While always proud and powerful, Lee’s representation of black identity has also been ambiguous, even contradictory. He famously ended Do the Right Thing with two opposing quotes, one from Malcolm X and one from Martin Luther King. In this new film he gives us a surprisingly positive portrayal of the police: those who want to crowbar the movie into the Black Lives Matter narrative should pay close attention to this fact. Though some of the cops are portrayed as racists, it is ultimately the police who secure racial justice in Lee’s telling of this true story. Stallworth can only achieve his goal with help from white cops.

Lee’s weakest creative decision is to end the film with footage from the Charlottesville Unite the Right rally last year. Perhaps he doesn’t trust us to draw our own conclusions from his work, and so he clumsily tries to make our conclusions for us. The Charlottesville footage is powerful, but grossly in contrast to the lighter tone of the rest of the film.

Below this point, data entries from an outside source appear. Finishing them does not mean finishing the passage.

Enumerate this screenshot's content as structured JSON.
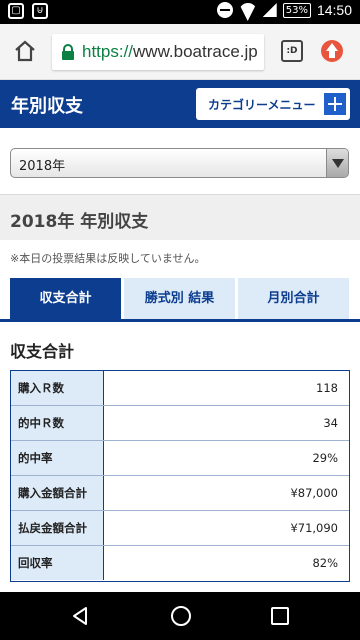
{
  "status_bar": {
    "time": "14:50",
    "battery": "53%"
  },
  "browser": {
    "url_scheme": "https://",
    "url_host": "www.boatrace.jp",
    "tab_badge": ":D"
  },
  "header": {
    "title": "年別収支",
    "category_button": "カテゴリーメニュー"
  },
  "year_select": {
    "selected": "2018年"
  },
  "section": {
    "title": "2018年 年別収支",
    "notice": "※本日の投票結果は反映していません。"
  },
  "tabs": [
    {
      "label": "収支合計",
      "active": true
    },
    {
      "label": "勝式別 結果",
      "active": false
    },
    {
      "label": "月別合計",
      "active": false
    }
  ],
  "summary": {
    "title": "収支合計",
    "rows": [
      {
        "label": "購入Ｒ数",
        "value": "118"
      },
      {
        "label": "的中Ｒ数",
        "value": "34"
      },
      {
        "label": "的中率",
        "value": "29%"
      },
      {
        "label": "購入金額合計",
        "value": "¥87,000"
      },
      {
        "label": "払戻金額合計",
        "value": "¥71,090"
      },
      {
        "label": "回収率",
        "value": "82%"
      }
    ]
  },
  "colors": {
    "brand_navy": "#0c3d8f",
    "tab_light": "#ddeaf8",
    "accent_blue": "#1e5fc9",
    "update_red": "#e8543e",
    "secure_green": "#0b8043"
  }
}
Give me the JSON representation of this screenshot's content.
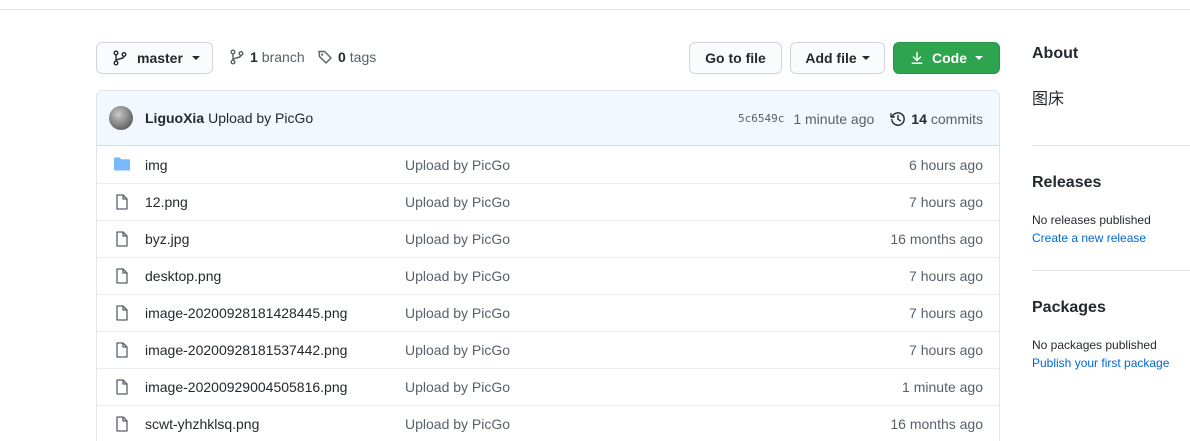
{
  "branch": {
    "name": "master",
    "branch_count": "1",
    "branch_word": "branch",
    "tag_count": "0",
    "tag_word": "tags"
  },
  "actions": {
    "goto_file": "Go to file",
    "add_file": "Add file",
    "code": "Code"
  },
  "latest_commit": {
    "author": "LiguoXia",
    "message": "Upload by PicGo",
    "sha": "5c6549c",
    "time": "1 minute ago",
    "commit_count": "14",
    "commit_word": "commits"
  },
  "files": [
    {
      "type": "folder",
      "name": "img",
      "message": "Upload by PicGo",
      "age": "6 hours ago"
    },
    {
      "type": "file",
      "name": "12.png",
      "message": "Upload by PicGo",
      "age": "7 hours ago"
    },
    {
      "type": "file",
      "name": "byz.jpg",
      "message": "Upload by PicGo",
      "age": "16 months ago"
    },
    {
      "type": "file",
      "name": "desktop.png",
      "message": "Upload by PicGo",
      "age": "7 hours ago"
    },
    {
      "type": "file",
      "name": "image-20200928181428445.png",
      "message": "Upload by PicGo",
      "age": "7 hours ago"
    },
    {
      "type": "file",
      "name": "image-20200928181537442.png",
      "message": "Upload by PicGo",
      "age": "7 hours ago"
    },
    {
      "type": "file",
      "name": "image-20200929004505816.png",
      "message": "Upload by PicGo",
      "age": "1 minute ago"
    },
    {
      "type": "file",
      "name": "scwt-yhzhklsq.png",
      "message": "Upload by PicGo",
      "age": "16 months ago"
    }
  ],
  "about": {
    "title": "About",
    "description": "图床"
  },
  "releases": {
    "title": "Releases",
    "empty_text": "No releases published",
    "link": "Create a new release"
  },
  "packages": {
    "title": "Packages",
    "empty_text": "No packages published",
    "link": "Publish your first package"
  },
  "colors": {
    "accent": "#2ea44f",
    "link": "#0366d6",
    "folder": "#79b8ff",
    "commit_bg": "#f1f8ff"
  }
}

The film’s Blaxploitation conversation is apt, since BlacKkKlansman has the feel of a Blaxploitation movie. It is not as far from Tarantino’s Django Unchained — a film Lee despises — as Lee might like to think. And yet, overall, the film displays a new maturity in Lee’s craft as director, and yet it also possesses the vibrancy and playfulness of his earlier, great movies. Those who complain BlacKkKlansman is not radical enough, or that it fails to treat its subject matter with sufficient gravity, are missing the point — as well as a sense of humour.